Post-apocalittico glamour

Creato il 17 aprile 2015 da Mcnab75

Arrivo in ritardo, ma arrivo.
Così, con lentezza non voluta, affronto film che altri hanno visto e recensito molti mesi fa. Ne parlo solo quando ne vale la pena, ritenendo, come è noto, abbastanza superfluo scrivere in questa sede delle recensioni per ogni cosa che mi passa davanti agli occhi (libri, film etc).
Per Oblivion (2013, regia di Joseph Kosinski) dunque ne vale la pena? Credo di sì, ma per ragioni non necessariamente legate al valore della storia rappresentata sul grande schermo.
Stiamo parlando di un film discreto, ma che non entrerà nei cult della fantascienza. Oblivion si avvale però di una fotografia eccezionale, nonché di una rappresentazione della nostra Terra, in versione post-apocalittica, diversa dal solito e per questo affascinante.

Nella seconda metà degli anni 2000 la Terra è stata devastata da una guerra nucleare che gli umani hanno combattuto e vinto contro gli invasori alieni. La Luna è stata distrutta e questo ha causato terremoti, tsunami e diversi sconvolgimenti che hanno reso il pianeta una landa desolata in cui è possibile solo scorgere qualche rovina di quel che è stato.
In seguito alla devastazione l’umanità è in esodo su Titano mentre sul nostro mondo gli ultimi impiegati si assicurano che i grossi macchinari che prosciugano le risorse naturali (per generare energia utile alla vita sul nuovo pianeta) non siano distrutti dai pochi alieni rimasti. Due di questi impiegati, quasi arrivati al termine del proprio impiego, si imbattono in alcuni astronauti lanciati nello spazio decenni prima ma ora atterrati rovinosamente, che il sistema inspiegabilmente riconosce come “minacce”. (Fonte: MYmovies)

Questa è, per sommi capi, la trama.
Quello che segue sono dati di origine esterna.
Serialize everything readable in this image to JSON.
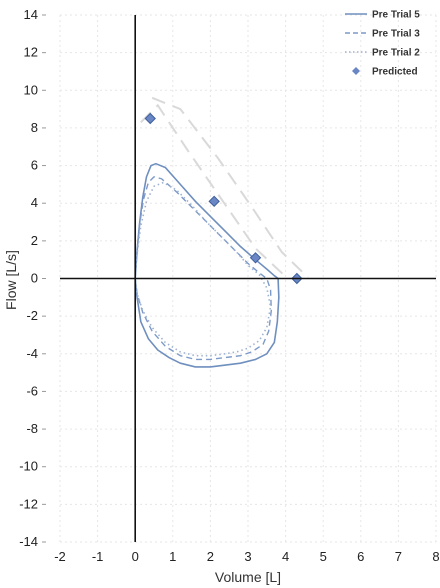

Non mancano i colpi di scena, né un cast di tutto rispetto, col solito Tom Cruise che, piaccia o meno, con certi ruoli recita quasi a occhi chiusi.

Ma in questa sede volevamo parlare di foto, costumi e scenografia, giusto?
Allora cominciamo col dire che tutto questo aspetto del film è stato curato da Daniel Simon, con Marlene Stewart ai costumi.
Entrambi hanno dovuto rispettare la volontà del regista, che desiderava girare un film interamente basato sul gioco di tonalità tra bianco e grigio.
Qui sta la prima, grande novità. Non so se ci avete mai fatto caso, ma i film di fantascienza apocalittica hanno dei colori che variano quasi sempre dal giallo-ocra al marrone, a rappresentare la decadenza, la consunzione, le sabbie post-atomiche (etc etc). Non sono scelte casuali. Ogni sottogenere ha le sue “cromature” specifiche. Il distopico, per esempio, vira sul blu-scuro. Il cyberthriller è verde-matrix o azzurro-Facebook. Il supereroistico abbonda di rosso. E via elencando.

Bene, in Oblivion abbiamo un originale post-apocalittico che punta forte sul bianco/grigio.
Bianco elegante, tra l’altro: quello delle tue di volo, dei velivoli, delle armi. Si tratta di una peculiarità che funziona e che convince.

Ancor più belle sono le riprese aeree di un pianeta completamente livellato, e tornato quasi totalmente a uno stato brado. C’è molto mestiere, molto talento fotografico, nel mettere insieme uno scenario del genere. E lo spettatore si lascia incantare che è un piacere, a dispetto della storia a volte troppo lenta, o un poco macchinosa.

Ma è sufficiente un’ottima fotografia per promuovere un film?
Dipende da come vi approcciata alla pellicola. Per me il cinema è anche magia visiva, e non solo narrativa, quindi la risposta è sì.
Non sempre low budget e visto-non-visto riescono a soddisfare ciò che cerca lo spettatore.
Inoltre Oblivion non è un blockbuster movie classico, bensì qualcosa di più ricercato.
Se non l’avete ancora visto, fatelo.